Start with deschooling (1 month for each year spent in school)ie act as if it was school holidays. During that time keep a diary of what you and the children get up to. Then go through the diary and note all the English, maths, science etc.
Sign up to lots of email loops (have a look at Yahoo)and just 'listen in' ie read but no necessarily ask questions.Join your local home ed group and go on trips etc. Find some good websites and facebook pages eg http://www.facebook.com/pages/Auckland-Home-Educators/267032586652993?sk=wall
Read lots and see what other people are doing. Most of all trust that your children will learn because it's a natural thing to do.
Tell the in laws you're doing an observational study/assessment before starting or just say you're having an extended holiday.
Just remember they are ONLY 6 & 8!! Many homeschoolers don't even start teaching until about age 8 and many education philosophies also believe that children are not ready to learn until about age 8. I agree with Anita and Elsie - let you and your children warm into it gradually. So often new homeschoolers run at it 100miles per hour and then burn out extremely quickly. This is our 5th year homeschooling and I still have occasions where I wonder whether I am doing it right, or doing the right thing by my children (they are almost 12 and 10). Considering you are moving and having extras staying, this is going to be a very busy and potentially stressful time for you and your family. Don't add to that stress by holding yourself up to a standard you have little chance of achieving at this time. Be gentle on yourself!! You will not be an effective (or loving) teacher if you are stressed and tired. Also remember that homeschooling is not school at home. We have tried all sorts including unschooling and have found that for our family a timetable does work best so that we all know what we're doing and there are no surprises. However we have chopped and changed the way we work many times over the past few years and obviously as the children grow and learn, you have to change the way you teach in order to be the most effective.

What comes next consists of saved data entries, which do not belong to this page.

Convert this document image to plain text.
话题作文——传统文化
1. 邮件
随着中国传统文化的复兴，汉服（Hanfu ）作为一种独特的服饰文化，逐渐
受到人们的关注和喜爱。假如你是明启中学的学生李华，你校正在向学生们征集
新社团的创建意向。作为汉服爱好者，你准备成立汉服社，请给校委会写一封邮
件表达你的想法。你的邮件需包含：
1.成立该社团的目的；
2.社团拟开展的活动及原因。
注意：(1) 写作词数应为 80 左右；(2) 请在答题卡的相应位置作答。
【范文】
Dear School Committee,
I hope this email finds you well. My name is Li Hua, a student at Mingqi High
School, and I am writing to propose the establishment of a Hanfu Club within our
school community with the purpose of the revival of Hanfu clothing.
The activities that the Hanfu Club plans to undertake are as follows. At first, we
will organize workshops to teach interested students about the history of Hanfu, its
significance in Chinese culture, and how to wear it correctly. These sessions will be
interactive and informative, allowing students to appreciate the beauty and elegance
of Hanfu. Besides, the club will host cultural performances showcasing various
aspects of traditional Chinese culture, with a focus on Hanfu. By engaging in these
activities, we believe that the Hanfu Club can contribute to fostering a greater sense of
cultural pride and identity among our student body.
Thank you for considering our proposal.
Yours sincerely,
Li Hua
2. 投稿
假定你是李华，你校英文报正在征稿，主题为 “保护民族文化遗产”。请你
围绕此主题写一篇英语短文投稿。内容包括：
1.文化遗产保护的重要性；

I suggest you take the time to get yourselves settled into the new area. Have the children keep diaries (not necesarily all writing, but could include pictures, maps, photos etc) off the moving etc. Explore your new surroundings, draw maps, learn about compass points etc. Visit information places and compile a list of places you want to see. Think outside the square and most importantly - have fun!! Take the time to be a family and re-aquaint (spelling??) yourself with your kids! Good luck and keep us informed with how you're going!

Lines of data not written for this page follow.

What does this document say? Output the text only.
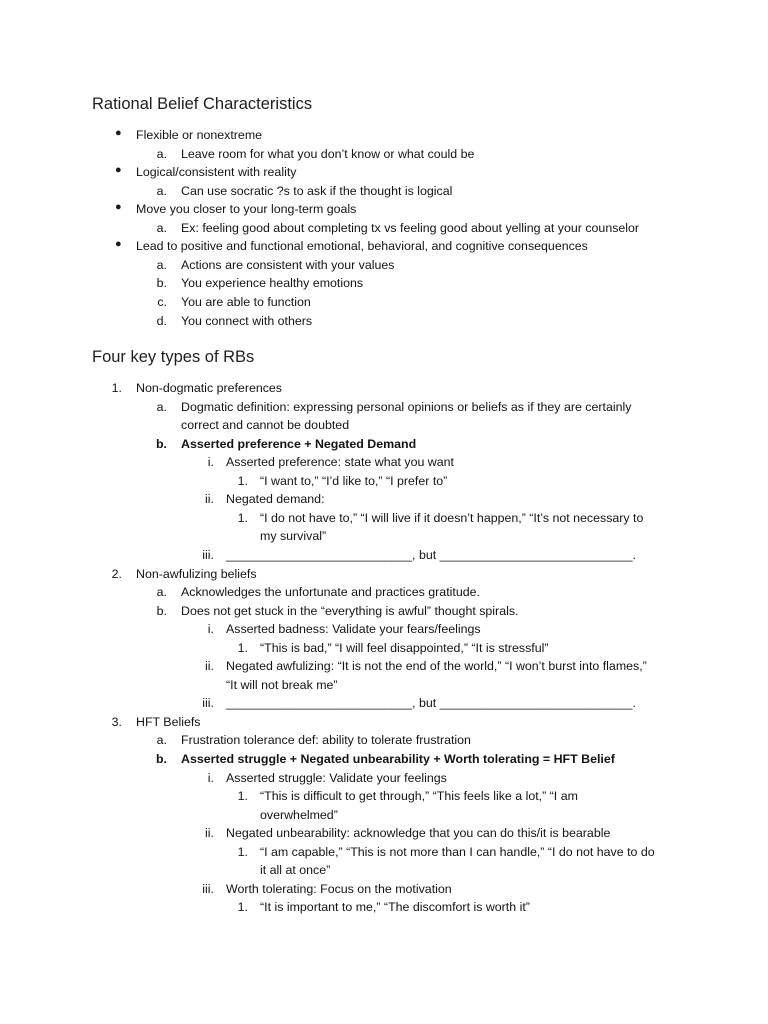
Rational Belief Characteristics
● Flexible or nonextreme
a. Leave room for what you don’t know or what could be
● Logical/consistent with reality
a. Can use socratic ?s to ask if the thought is logical
● Move you closer to your long-term goals
a. Ex: feeling good about completing tx vs feeling good about yelling at your counselor
● Lead to positive and functional emotional, behavioral, and cognitive consequences
a. Actions are consistent with your values
b. You experience healthy emotions
c. You are able to function
d. You connect with others
Four key types of RBs
1. Non-dogmatic preferences
a. Dogmatic definition: expressing personal opinions or beliefs as if they are certainly
correct and cannot be doubted
b. Asserted preference + Negated Demand
i. Asserted preference: state what you want
1. “I want to,” “I’d like to,” “I prefer to”
ii. Negated demand:
1. “I do not have to,” “I will live if it doesn’t happen,” “It’s not necessary to
my survival”
iii. ___________________________, but ____________________________.
2. Non-awfulizing beliefs
a. Acknowledges the unfortunate and practices gratitude.
b. Does not get stuck in the “everything is awful” thought spirals.
i. Asserted badness: Validate your fears/feelings
1. “This is bad,” “I will feel disappointed,” “It is stressful”
ii. Negated awfulizing: “It is not the end of the world,” “I won’t burst into flames,”
“It will not break me”
iii. ___________________________, but ____________________________.
3. HFT Beliefs
a. Frustration tolerance def: ability to tolerate frustration
b. Asserted struggle + Negated unbearability + Worth tolerating = HFT Belief
i. Asserted struggle: Validate your feelings
1. “This is difficult to get through,” “This feels like a lot,” “I am
overwhelmed”
ii. Negated unbearability: acknowledge that you can do this/it is bearable
1. “I am capable,” “This is not more than I can handle,” “I do not have to do
it all at once”
iii. Worth tolerating: Focus on the motivation
1. “It is important to me,” “The discomfort is worth it”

You've got some great advice from Elsie, Anita and Rebecca. We're only just starting out on our own homeschooling journey (for our nearly 5 year old daughter) so we too are finding our way.
I'm drawn to many of the principles of unschooling (and, just in case you wanted to read (another!) book, you might like 'Unschooling Rules' by Clark Aldrich). My own philosophy fits with Anita's and Rebecca's - we don't want to replicate 'school at home'. That said, I'm working on achieving a balance between some loosely structured learning activities and unschooling time. Also, and I say this respectfully, I wonder if an unschooling approach may be a tad more challenging for you initially (mindful of your training as a teacher). It could even perhaps be worth 'unschooling' yourself too...? :)
If, in time, you decide you'd feel comfortable with some sort of structure, especially for maths and English, there's a plethora of curricula out there (as you'll undoubtedly already know!). We're using RightStart for Maths and Moving Beyond the Page for English/ Science etc - both work very well for gifted, curious young minds.
And finally, taking it easy and being kind to yourself and your children (especially at a time of change) sounds like great advice.